Objective: The spread of case-control genome-wide association studies (GWASs) has stimulated the development of new variable selection methods and predictive models. We introduce a novel Bayesian model search algorithm, Binary Outcome Stochastic Search (BOSS), which addresses the model selection problem when the number of predictors far exceeds the number of binary responses.
Materials and methods: Our method is based on a latent variable model that links the observed outcomes to the underlying genetic variables. A Markov Chain Monte Carlo approach is used for model search and to evaluate the posterior probability of each predictor.

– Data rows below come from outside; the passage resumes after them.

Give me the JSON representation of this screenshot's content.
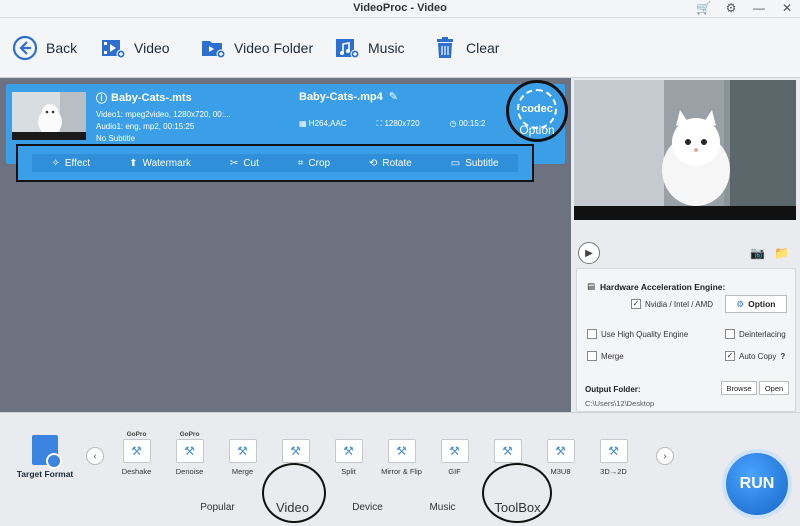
{
  "window": {
    "title": "VideoProc - Video"
  },
  "toolbar": {
    "back": "Back",
    "video": "Video",
    "video_folder": "Video Folder",
    "music": "Music",
    "clear": "Clear"
  },
  "file": {
    "source_name": "Baby-Cats-.mts",
    "video_line": "Video1: mpeg2video, 1280x720, 00:...",
    "audio_line": "Audio1: eng, mp2, 00:15:25",
    "subtitle_line": "No Subtitle",
    "output_name": "Baby-Cats-.mp4",
    "codec": "H264,AAC",
    "resolution": "1280x720",
    "duration": "00:15:2",
    "codec_badge": "codec",
    "codec_option": "Option"
  },
  "edit_bar": {
    "effect": "Effect",
    "watermark": "Watermark",
    "cut": "Cut",
    "crop": "Crop",
    "rotate": "Rotate",
    "subtitle": "Subtitle"
  },
  "settings": {
    "hw_title": "Hardware Acceleration Engine:",
    "nvidia": "Nvidia / Intel / AMD",
    "option_btn": "Option",
    "high_quality": "Use High Quality Engine",
    "deinterlacing": "Deinterlacing",
    "merge": "Merge",
    "auto_copy": "Auto Copy",
    "output_folder_label": "Output Folder:",
    "output_path": "C:\\Users\\12\\Desktop",
    "browse": "Browse",
    "open": "Open"
  },
  "bottom": {
    "target_format": "Target Format",
    "formats": [
      {
        "brand": "GoPro",
        "label": "Deshake"
      },
      {
        "brand": "GoPro",
        "label": "Denoise"
      },
      {
        "brand": "",
        "label": "Merge"
      },
      {
        "brand": "",
        "label": ""
      },
      {
        "brand": "",
        "label": "Split"
      },
      {
        "brand": "",
        "label": "Mirror & Flip"
      },
      {
        "brand": "",
        "label": "GIF"
      },
      {
        "brand": "",
        "label": ""
      },
      {
        "brand": "",
        "label": "M3U8"
      },
      {
        "brand": "",
        "label": "3D→2D"
      }
    ],
    "tabs": [
      "Popular",
      "Video",
      "Device",
      "Music",
      "ToolBox"
    ],
    "run": "RUN"
  }
}
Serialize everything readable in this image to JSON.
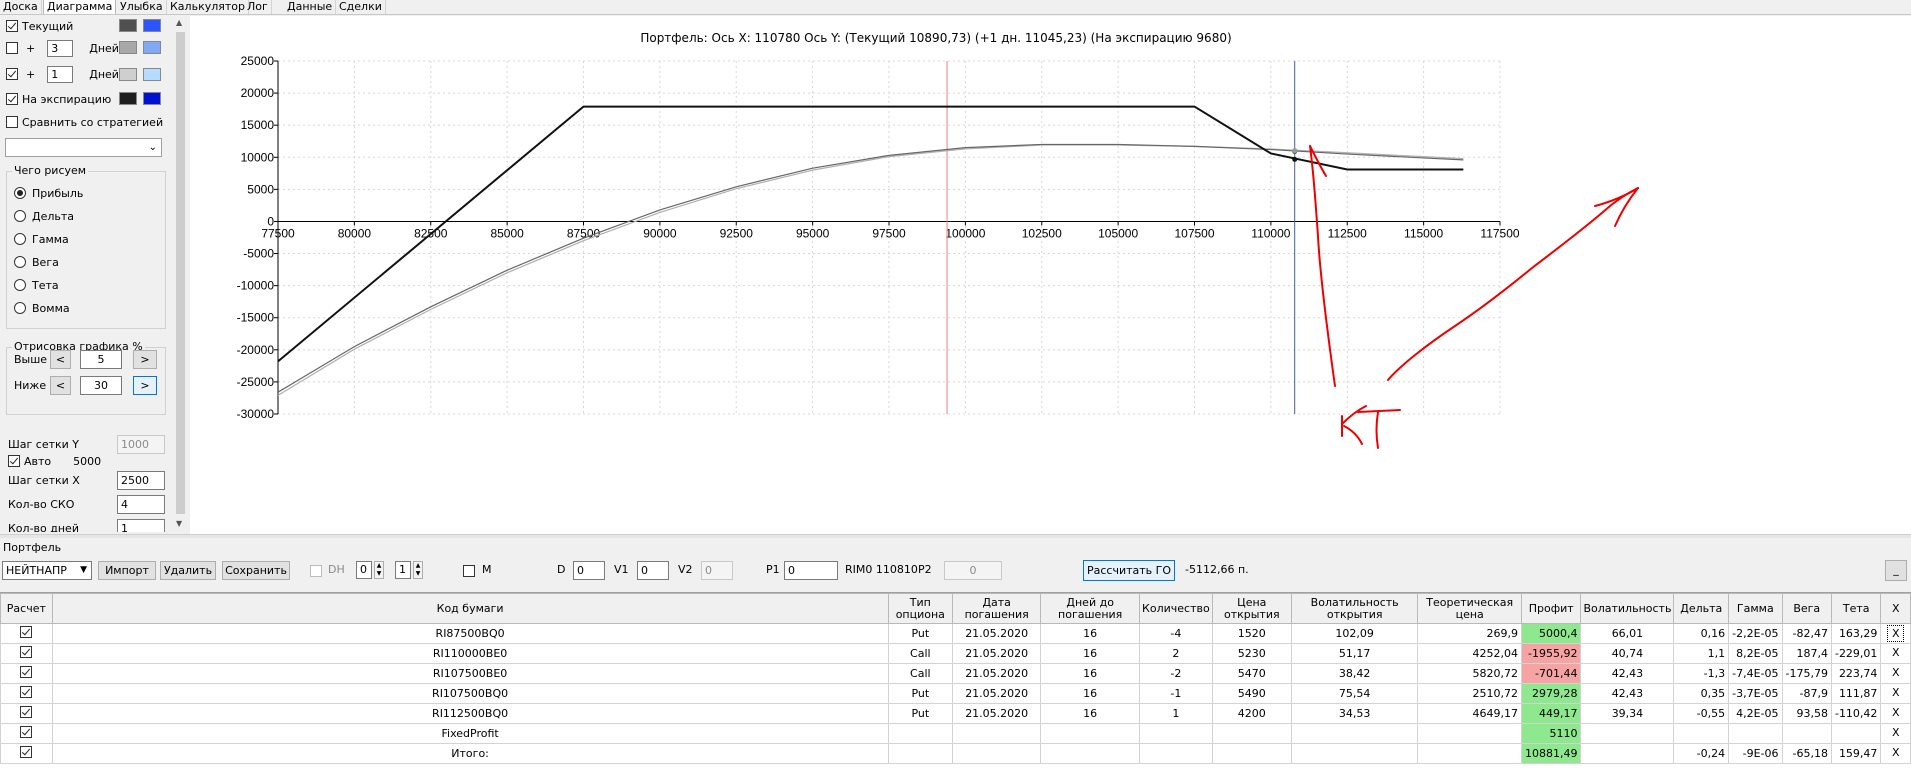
{
  "tabs": [
    "Доска",
    "Диаграмма",
    "Улыбка",
    "Калькулятор",
    "Лог",
    "Данные",
    "Сделки"
  ],
  "active_tab": "Диаграмма",
  "left": {
    "current_label": "Текущий",
    "plus_sign": "+",
    "days_label": "Дней",
    "days1": "3",
    "days2": "1",
    "expiry_label": "На экспирацию",
    "compare_label": "Сравнить со стратегией",
    "colors": {
      "current": [
        "#505050",
        "#2a55ff"
      ],
      "days1": [
        "#a8a8a8",
        "#7fa9f5"
      ],
      "days2": [
        "#cfcfcf",
        "#b5dcff"
      ],
      "expiry": [
        "#1e1e1e",
        "#0010d0"
      ]
    },
    "what_title": "Чего рисуем",
    "what_options": [
      "Прибыль",
      "Дельта",
      "Гамма",
      "Вега",
      "Тета",
      "Вомма"
    ],
    "draw_title": "Отрисовка графика %",
    "above_label": "Выше",
    "above_value": "5",
    "below_label": "Ниже",
    "below_value": "30",
    "lt": "<",
    "gt": ">",
    "grid_y_label": "Шаг сетки Y",
    "grid_y_value": "1000",
    "auto_label": "Авто",
    "auto_value": "5000",
    "grid_x_label": "Шаг сетки X",
    "grid_x_value": "2500",
    "sko_label": "Кол-во СКО",
    "sko_value": "4",
    "days_count_label": "Кол-во дней",
    "days_count_value": "1"
  },
  "chart_data": {
    "type": "line",
    "title": "Портфель: Ось X: 110780 Ось Y:  (Текущий 10890,73)  (+1 дн. 11045,23)  (На экспирацию 9680)",
    "xlim": [
      77500,
      117500
    ],
    "ylim": [
      -30000,
      25000
    ],
    "x_ticks": [
      77500,
      80000,
      82500,
      85000,
      87500,
      90000,
      92500,
      95000,
      97500,
      100000,
      102500,
      105000,
      107500,
      110000,
      112500,
      115000,
      117500
    ],
    "y_ticks": [
      25000,
      20000,
      15000,
      10000,
      5000,
      0,
      -5000,
      -10000,
      -15000,
      -20000,
      -25000,
      -30000
    ],
    "grid": true,
    "cursor_x": 110780,
    "red_marker_x": 99400,
    "series": [
      {
        "color": "#111111",
        "points": [
          [
            77500,
            -21800
          ],
          [
            87500,
            17900
          ],
          [
            107500,
            17900
          ],
          [
            110000,
            10600
          ],
          [
            112500,
            8100
          ],
          [
            116300,
            8100
          ]
        ]
      },
      {
        "color": "#666666",
        "points": [
          [
            77500,
            -26600
          ],
          [
            80000,
            -19500
          ],
          [
            82500,
            -13300
          ],
          [
            85000,
            -7600
          ],
          [
            87500,
            -2600
          ],
          [
            90000,
            1800
          ],
          [
            92500,
            5400
          ],
          [
            95000,
            8300
          ],
          [
            97500,
            10300
          ],
          [
            100000,
            11500
          ],
          [
            102500,
            12000
          ],
          [
            105000,
            12000
          ],
          [
            107500,
            11700
          ],
          [
            110000,
            11200
          ],
          [
            112500,
            10500
          ],
          [
            115000,
            9900
          ],
          [
            116300,
            9600
          ]
        ]
      },
      {
        "color": "#b0b0b0",
        "points": [
          [
            77500,
            -27100
          ],
          [
            80000,
            -19900
          ],
          [
            82500,
            -13700
          ],
          [
            85000,
            -8000
          ],
          [
            87500,
            -3000
          ],
          [
            90000,
            1400
          ],
          [
            92500,
            5100
          ],
          [
            95000,
            8000
          ],
          [
            97500,
            10100
          ],
          [
            100000,
            11300
          ],
          [
            102500,
            11900
          ],
          [
            105000,
            11900
          ],
          [
            107500,
            11700
          ],
          [
            110000,
            11300
          ],
          [
            112500,
            10700
          ],
          [
            115000,
            10100
          ],
          [
            116300,
            9800
          ]
        ]
      }
    ],
    "markers": [
      {
        "x": 110780,
        "y": 9680,
        "color": "#111111"
      },
      {
        "x": 110780,
        "y": 10890,
        "color": "#555555"
      },
      {
        "x": 110780,
        "y": 11045,
        "color": "#999999"
      }
    ]
  },
  "annotation": {
    "text": "КТ",
    "color": "#ee0000"
  },
  "portfolio": {
    "label": "Портфель",
    "strategy": "НЕЙТНАПР",
    "import": "Импорт",
    "delete": "Удалить",
    "save": "Сохранить",
    "dh_label": "DH",
    "dh_value1": "0",
    "dh_value2": "1",
    "m_label": "M",
    "d_label": "D",
    "d_value": "0",
    "v1_label": "V1",
    "v1_value": "0",
    "v2_label": "V2",
    "v2_value": "0",
    "p1_label": "P1",
    "p1_value": "0",
    "rim_text": "RIM0 110810",
    "p2_label": "P2",
    "p2_value": "0",
    "calc_button": "Рассчитать ГО",
    "go_value": "-5112,66 п.",
    "min_button": "_"
  },
  "table": {
    "headers": [
      "Расчет",
      "Код бумаги",
      "Тип опциона",
      "Дата погашения",
      "Дней до погашения",
      "Количество",
      "Цена открытия",
      "Волатильность открытия",
      "Теоретическая цена",
      "Профит",
      "Волатильность",
      "Дельта",
      "Гамма",
      "Вега",
      "Тета",
      "X"
    ],
    "rows": [
      {
        "code": "RI87500BQ0",
        "type": "Put",
        "date": "21.05.2020",
        "days": "16",
        "qty": "-4",
        "price": "1520",
        "vol_open": "102,09",
        "theo": "269,9",
        "profit": "5000,4",
        "profit_color": "#8ee88e",
        "vol": "66,01",
        "delta": "0,16",
        "gamma": "-2,2E-05",
        "vega": "-82,47",
        "theta": "163,29",
        "x": "X"
      },
      {
        "code": "RI110000BE0",
        "type": "Call",
        "date": "21.05.2020",
        "days": "16",
        "qty": "2",
        "price": "5230",
        "vol_open": "51,17",
        "theo": "4252,04",
        "profit": "-1955,92",
        "profit_color": "#f5a3a3",
        "vol": "40,74",
        "delta": "1,1",
        "gamma": "8,2E-05",
        "vega": "187,4",
        "theta": "-229,01",
        "x": "X"
      },
      {
        "code": "RI107500BE0",
        "type": "Call",
        "date": "21.05.2020",
        "days": "16",
        "qty": "-2",
        "price": "5470",
        "vol_open": "38,42",
        "theo": "5820,72",
        "profit": "-701,44",
        "profit_color": "#f5a3a3",
        "vol": "42,43",
        "delta": "-1,3",
        "gamma": "-7,4E-05",
        "vega": "-175,79",
        "theta": "223,74",
        "x": "X"
      },
      {
        "code": "RI107500BQ0",
        "type": "Put",
        "date": "21.05.2020",
        "days": "16",
        "qty": "-1",
        "price": "5490",
        "vol_open": "75,54",
        "theo": "2510,72",
        "profit": "2979,28",
        "profit_color": "#8ee88e",
        "vol": "42,43",
        "delta": "0,35",
        "gamma": "-3,7E-05",
        "vega": "-87,9",
        "theta": "111,87",
        "x": "X"
      },
      {
        "code": "RI112500BQ0",
        "type": "Put",
        "date": "21.05.2020",
        "days": "16",
        "qty": "1",
        "price": "4200",
        "vol_open": "34,53",
        "theo": "4649,17",
        "profit": "449,17",
        "profit_color": "#8ee88e",
        "vol": "39,34",
        "delta": "-0,55",
        "gamma": "4,2E-05",
        "vega": "93,58",
        "theta": "-110,42",
        "x": "X"
      },
      {
        "code": "FixedProfit",
        "type": "",
        "date": "",
        "days": "",
        "qty": "",
        "price": "",
        "vol_open": "",
        "theo": "",
        "profit": "5110",
        "profit_color": "#8ee88e",
        "vol": "",
        "delta": "",
        "gamma": "",
        "vega": "",
        "theta": "",
        "x": "X"
      },
      {
        "code": "Итого:",
        "type": "",
        "date": "",
        "days": "",
        "qty": "",
        "price": "",
        "vol_open": "",
        "theo": "",
        "profit": "10881,49",
        "profit_color": "#8ee88e",
        "vol": "",
        "delta": "-0,24",
        "gamma": "-9E-06",
        "vega": "-65,18",
        "theta": "159,47",
        "x": "X"
      }
    ]
  }
}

Results: BOSS is compared with three established methods (stepwise regression, logistic lasso, and elastic net) in a simulated benchmark. Two real case studies are also investigated: a GWAS on the genetic bases of longevity, and the type 2 diabetes study from the Wellcome Trust Case Control Consortium. Simulations show that BOSS achieves higher precisions than the reference methods while preserving good recall rates. In both experimental studies, BOSS successfully detects genetic polymorphisms previously reported to be associated with the analyzed phenotypes.
Discussion: BOSS outperforms the other methods in terms of F-measure on simulated data. In the two real studies, BOSS successfully detects biologically relevant features, some of which are missed by univariate analysis and the three reference techniques.
Conclusion: The proposed algorithm is an advance in the methodology for model selection with a large number of features. Our simulated and experimental results showed that BOSS proves effective in detecting relevant markers while providing a parsimonious model.